Mit der Aktion sollen Frei- und Spielräume geschaffen, die Teamfähigkeit der Kinder und Jugendlichen und ein gutes Miteinander gefördert werden, sagt der langjährige Schulsozialarbeiter: „Selbst die Neuner- und die Zehnerklassen finden die Bauklotzaktion gar nicht kindisch.“

Jede Klasse darf zwei Stunden lang werkeln

Im Gegenteil, auch dieses Mal waren die Termine – jede Klasse darf eine Doppelstunde Bauzeit für sich reservieren – ruckzuck vergeben.

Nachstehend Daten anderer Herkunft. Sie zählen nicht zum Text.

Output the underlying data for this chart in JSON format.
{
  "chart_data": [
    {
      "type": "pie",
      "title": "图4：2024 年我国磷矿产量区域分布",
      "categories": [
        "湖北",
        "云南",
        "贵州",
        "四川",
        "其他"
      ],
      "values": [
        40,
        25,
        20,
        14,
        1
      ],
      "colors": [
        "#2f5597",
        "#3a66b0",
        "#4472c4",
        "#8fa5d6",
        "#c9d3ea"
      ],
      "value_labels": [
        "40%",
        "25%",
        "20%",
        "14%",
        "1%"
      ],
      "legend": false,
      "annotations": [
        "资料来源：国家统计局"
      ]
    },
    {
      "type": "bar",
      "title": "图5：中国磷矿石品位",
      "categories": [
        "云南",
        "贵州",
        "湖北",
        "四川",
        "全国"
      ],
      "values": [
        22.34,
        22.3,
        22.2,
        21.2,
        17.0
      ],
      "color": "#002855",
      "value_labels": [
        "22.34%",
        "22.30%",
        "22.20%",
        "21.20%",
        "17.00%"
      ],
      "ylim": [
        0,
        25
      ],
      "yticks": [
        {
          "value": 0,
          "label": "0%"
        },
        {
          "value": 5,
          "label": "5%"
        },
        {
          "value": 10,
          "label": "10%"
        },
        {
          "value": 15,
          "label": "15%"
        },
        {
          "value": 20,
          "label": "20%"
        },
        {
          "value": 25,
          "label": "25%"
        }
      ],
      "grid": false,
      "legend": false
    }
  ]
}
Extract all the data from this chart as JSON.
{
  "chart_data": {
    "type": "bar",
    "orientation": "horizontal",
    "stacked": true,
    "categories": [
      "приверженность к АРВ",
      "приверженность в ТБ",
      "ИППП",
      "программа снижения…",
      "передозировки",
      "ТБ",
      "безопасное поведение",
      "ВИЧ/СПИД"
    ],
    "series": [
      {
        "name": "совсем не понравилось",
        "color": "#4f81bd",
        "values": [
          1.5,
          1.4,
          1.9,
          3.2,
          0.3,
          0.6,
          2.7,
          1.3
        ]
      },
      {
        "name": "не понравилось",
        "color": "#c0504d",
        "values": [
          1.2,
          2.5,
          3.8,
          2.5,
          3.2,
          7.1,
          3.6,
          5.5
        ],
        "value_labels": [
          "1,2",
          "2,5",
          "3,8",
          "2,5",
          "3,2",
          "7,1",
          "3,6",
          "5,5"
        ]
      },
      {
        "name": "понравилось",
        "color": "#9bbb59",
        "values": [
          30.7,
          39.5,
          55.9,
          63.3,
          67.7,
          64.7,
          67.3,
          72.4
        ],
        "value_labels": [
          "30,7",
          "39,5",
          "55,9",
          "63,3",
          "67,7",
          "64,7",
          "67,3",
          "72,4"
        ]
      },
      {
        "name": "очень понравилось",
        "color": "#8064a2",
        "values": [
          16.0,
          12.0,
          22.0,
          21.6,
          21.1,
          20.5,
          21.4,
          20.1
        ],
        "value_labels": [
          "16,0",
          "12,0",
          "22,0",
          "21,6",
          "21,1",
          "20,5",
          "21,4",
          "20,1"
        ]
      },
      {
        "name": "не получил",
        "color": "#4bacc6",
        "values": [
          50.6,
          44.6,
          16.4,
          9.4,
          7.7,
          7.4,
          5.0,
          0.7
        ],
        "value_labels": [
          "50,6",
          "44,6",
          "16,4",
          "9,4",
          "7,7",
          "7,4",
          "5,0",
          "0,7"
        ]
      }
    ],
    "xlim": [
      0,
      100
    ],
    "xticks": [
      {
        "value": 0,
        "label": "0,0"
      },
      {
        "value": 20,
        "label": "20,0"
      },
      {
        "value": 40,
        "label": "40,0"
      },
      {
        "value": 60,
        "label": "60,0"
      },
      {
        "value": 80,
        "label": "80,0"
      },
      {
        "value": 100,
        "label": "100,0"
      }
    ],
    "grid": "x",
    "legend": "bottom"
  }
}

So wird nun auf der Baustelle von 7.40 Uhr bis 16.25 Uhr, von der ersten Schulstunde bis zum Ende der zehnten, geschafft. Lediglich von 13.15 bis 14 Uhr gönnen sich die Bauarbeiter eine Mittagspause. Sogar am Feiertag sei gewerkelt worden, verrät Dietmar Höflich: „Da haben sich einige Lehrer zusammen mit ihren Kindern zum Bauen verabredet und hier getroffen.“

An diesem Vormittag ist die 26-köpfige Klasse 1 c mit ihren Lehrerinnen Leona Hertler und Marlene Morlok an der Reihe. Die Erstklässler sind eifrig am Werkeln, denn das Material muss erst vom riesigen Lager zum jeweiligen Bauplatz geschafft werden. „Leider haben wir dieses Mal keine Schubkarren vom Bauhof bekommen, jetzt müssen die Kinder halt schauen, wie sie die Bauklötze transportieren“, sagt Dietmar Höflich.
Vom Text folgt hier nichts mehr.